Una corta turca ha ordinato a Facebook di andare a bloccare alcune pagine del social network colpevoli di contenere presunti insulti contro il Profeta Maometto, minacciando il social network di oscuramento dall’intero Paese se non eseguirà quanto richiesto. L’ordinanza del tribunale di domenica scorsa è stata emessa dietro esplicita richiesta di un Pubblico Ministero con la motivazione che le immagini offendono la sensibilità della popolazione a maggioranza mussulmana ed arriva a poca distanza da un’altra sentenza simile in cui è stato richiesto l’oscuramento di un sito in cui erano presenti le immagini satiriche del giornale francese Charlie Hebdo.
La Turchia è ancora una volta protagonista di un comportamento molto borderline sulla gestione delle informazioni che circolano nel Paese sempre con il fine di tentare di controllare tutto quanto è condiviso in rete e può avere attinenza con i fatti nazionali.

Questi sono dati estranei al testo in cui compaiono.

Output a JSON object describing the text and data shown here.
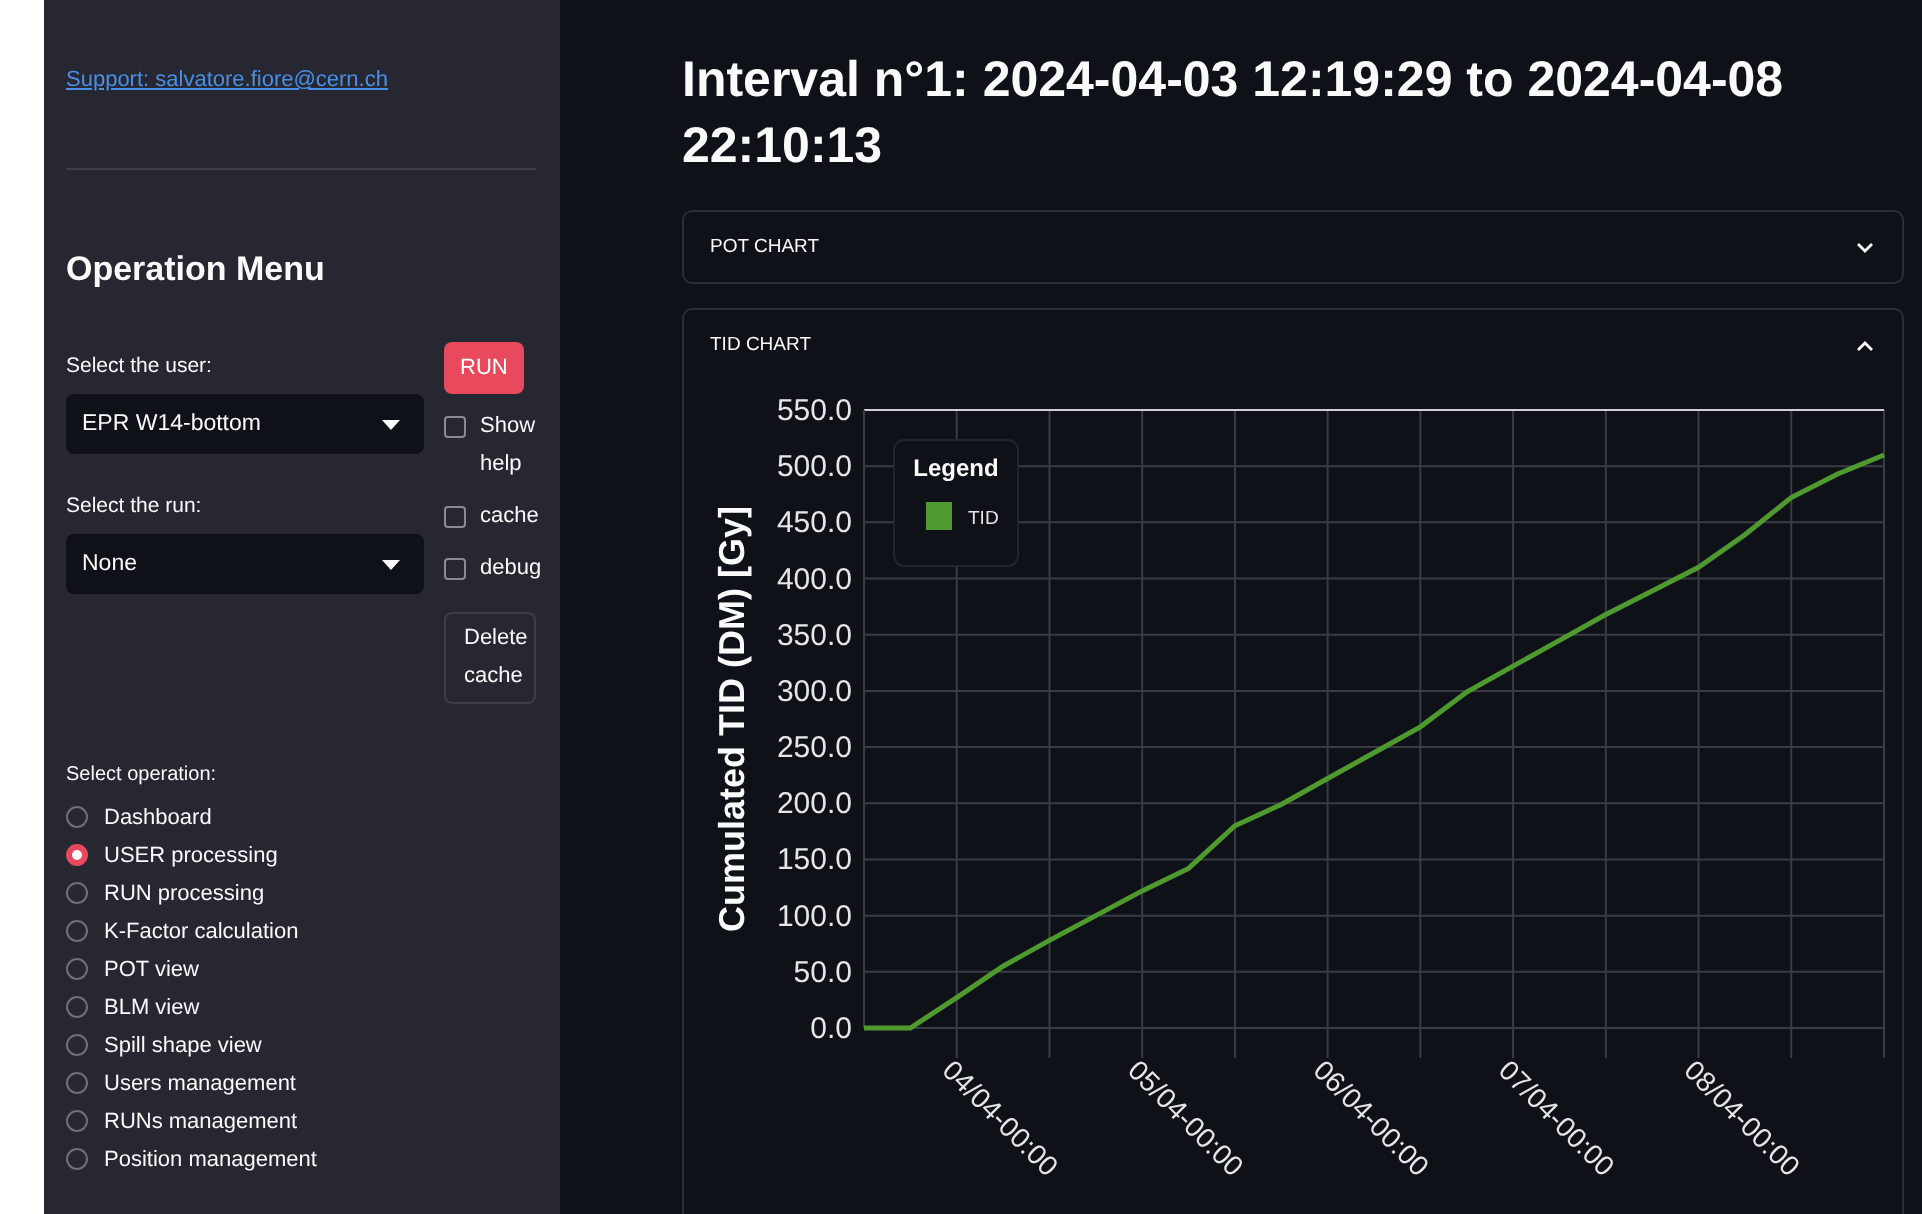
{
  "sidebar": {
    "support_link": "Support: salvatore.fiore@cern.ch",
    "heading": "Operation Menu",
    "user_select": {
      "label": "Select the user:",
      "value": "EPR W14-bottom"
    },
    "run_select": {
      "label": "Select the run:",
      "value": "None"
    },
    "run_button": "RUN",
    "checkboxes": [
      {
        "label": "Show help",
        "checked": false
      },
      {
        "label": "cache",
        "checked": false
      },
      {
        "label": "debug",
        "checked": false
      }
    ],
    "delete_button": "Delete cache",
    "operation": {
      "label": "Select operation:",
      "options": [
        {
          "label": "Dashboard",
          "selected": false
        },
        {
          "label": "USER processing",
          "selected": true
        },
        {
          "label": "RUN processing",
          "selected": false
        },
        {
          "label": "K-Factor calculation",
          "selected": false
        },
        {
          "label": "POT view",
          "selected": false
        },
        {
          "label": "BLM view",
          "selected": false
        },
        {
          "label": "Spill shape view",
          "selected": false
        },
        {
          "label": "Users management",
          "selected": false
        },
        {
          "label": "RUNs management",
          "selected": false
        },
        {
          "label": "Position management",
          "selected": false
        }
      ]
    }
  },
  "main": {
    "title": "Interval n°1: 2024-04-03 12:19:29 to 2024-04-08 22:10:13",
    "expanders": [
      {
        "label": "POT CHART",
        "expanded": false
      },
      {
        "label": "TID CHART",
        "expanded": true,
        "chart_data": {
          "type": "line",
          "ylabel": "Cumulated TID (DM) [Gy]",
          "legend_title": "Legend",
          "categories": [
            null,
            null,
            "04/04-00:00",
            null,
            null,
            null,
            "05/04-00:00",
            null,
            null,
            null,
            "06/04-00:00",
            null,
            null,
            null,
            "07/04-00:00",
            null,
            null,
            null,
            "08/04-00:00",
            null,
            null,
            null,
            null
          ],
          "series": [
            {
              "name": "TID",
              "color": "#4e9a2f",
              "values": [
                0,
                0,
                27,
                55,
                78,
                100,
                122,
                142,
                180,
                199,
                222,
                245,
                268,
                299,
                322,
                345,
                368,
                389,
                410,
                439,
                472,
                493,
                510
              ]
            }
          ],
          "ylim": [
            0,
            550
          ],
          "grid": true,
          "yticks": [
            {
              "value": 0,
              "label": "0.0"
            },
            {
              "value": 50,
              "label": "50.0"
            },
            {
              "value": 100,
              "label": "100.0"
            },
            {
              "value": 150,
              "label": "150.0"
            },
            {
              "value": 200,
              "label": "200.0"
            },
            {
              "value": 250,
              "label": "250.0"
            },
            {
              "value": 300,
              "label": "300.0"
            },
            {
              "value": 350,
              "label": "350.0"
            },
            {
              "value": 400,
              "label": "400.0"
            },
            {
              "value": 450,
              "label": "450.0"
            },
            {
              "value": 500,
              "label": "500.0"
            },
            {
              "value": 550,
              "label": "550.0"
            }
          ]
        }
      }
    ]
  }
}
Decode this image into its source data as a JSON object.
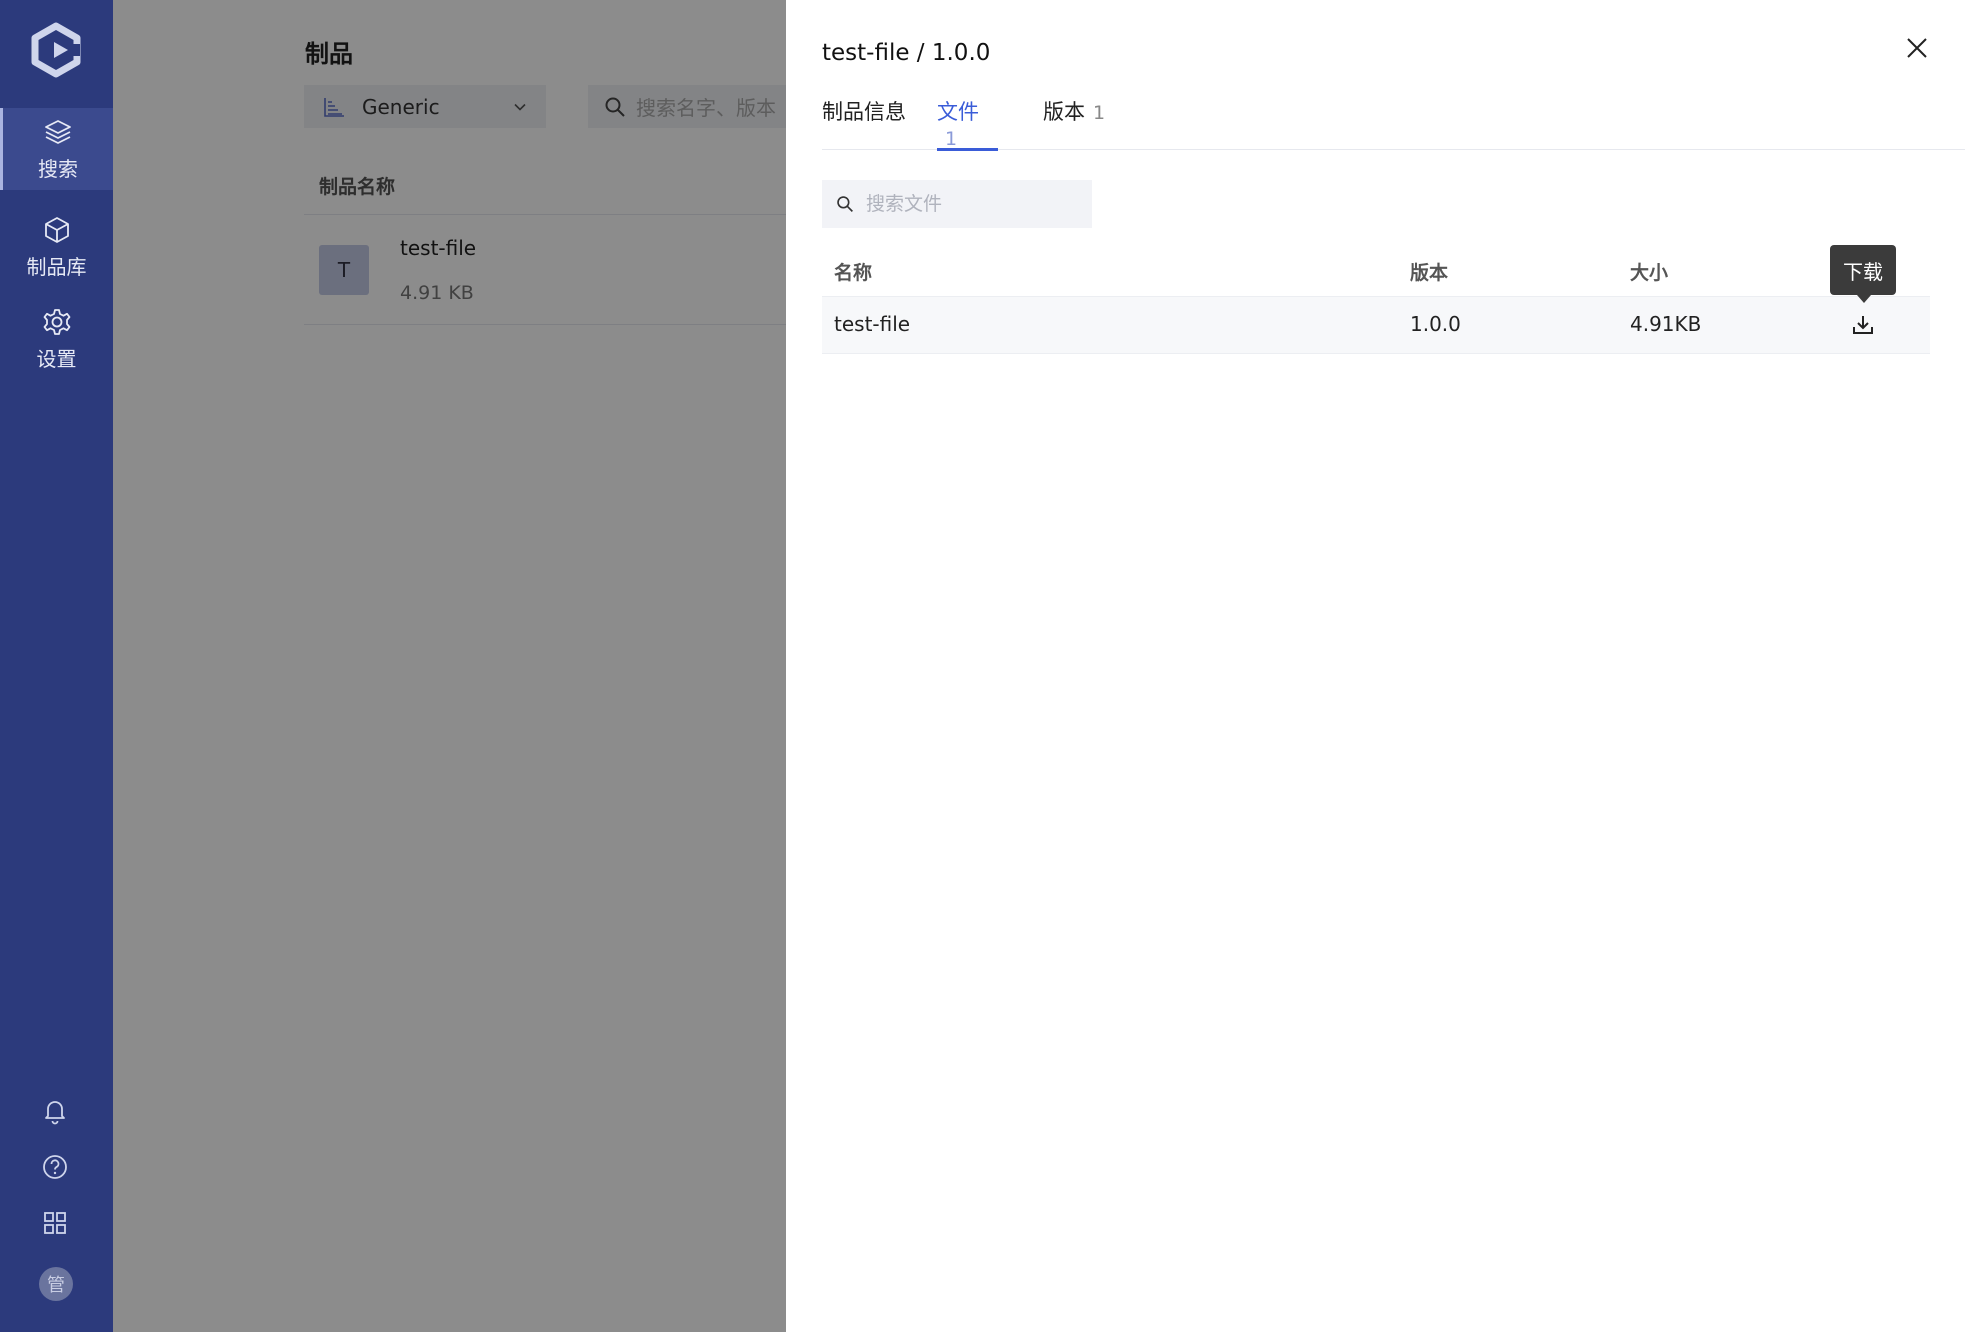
{
  "sidebar": {
    "items": [
      {
        "label": "搜索",
        "icon": "layers-icon",
        "active": true
      },
      {
        "label": "制品库",
        "icon": "cube-icon",
        "active": false
      },
      {
        "label": "设置",
        "icon": "gear-icon",
        "active": false
      }
    ],
    "bottom_icons": [
      "bell-icon",
      "help-icon",
      "apps-grid-icon"
    ],
    "avatar_text": "管"
  },
  "main": {
    "title": "制品",
    "repo_type": "Generic",
    "search_placeholder": "搜索名字、版本",
    "column_header": "制品名称",
    "items": [
      {
        "badge": "T",
        "name": "test-file",
        "size": "4.91 KB"
      }
    ]
  },
  "drawer": {
    "title": "test-file / 1.0.0",
    "tabs": [
      {
        "label": "制品信息",
        "count": ""
      },
      {
        "label": "文件",
        "count": "1"
      },
      {
        "label": "版本",
        "count": "1"
      }
    ],
    "active_tab": "文件",
    "file_search_placeholder": "搜索文件",
    "table": {
      "headers": [
        "名称",
        "版本",
        "大小"
      ],
      "rows": [
        {
          "name": "test-file",
          "version": "1.0.0",
          "size": "4.91KB"
        }
      ]
    },
    "tooltip": "下载"
  },
  "colors": {
    "sidebar_bg": "#2c3a7c",
    "accent": "#3a5cd8"
  }
}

Non è un segreto, infatti, che i social network, in particolare, siano da sempre una spina nel fianco del Governo turco e che siano utilizzati dai rivali politici e dagli oppositori per diffondere materiale non gradito all’attuale maggioranza. Il Governo turco, infatti, si sta dimostrando sempre più duro con internet ed i social network. L’anno scorso, per esempio, il Governo turco ha oscurato Twitter per 2 settimane con l’accusa che all’interno del social network erano state diffuse informazioni contro il Primo Ministro. Oppure, ancora più di recente, la Turchia aveva chiesto la rimozione di un account di un giornale locale, sempre su Twitter, reo di aver diffuso materiale non gradito alle autorità.
Inoltre, il Governo starebbe anche studiando nuove norme che permetterebbero di avere un maggiore controllo sul web andando a bloccare un sito internet senza il benestare del tribunale.
Facebook non si è ancora sbilanciato sulle richieste del tribunale turco, tuttavia ad inizio mese, dopo i fatti di Parigi, Mark Zuckerberg aveva dichiarato che il social network non avrebbe mai offerto nessuna forma di censura e che non avrebbe mai permesso che un Paese o un gruppo di persone possano decidere cosa si posa condividere e cosa no.
Una linea ben precisa, quella del CEO di Facebook che va però un pò a stridere con i fatti. In un suo recente rapporto, il social network ha sottolineato come le richieste di censura da parte dei Governi siano aumentate del 19% rispetto ai primi sei mesi del 2014 e che per quanto riguarda la Turchia sono stati rimossi 1893 “pezzi di contenuto”.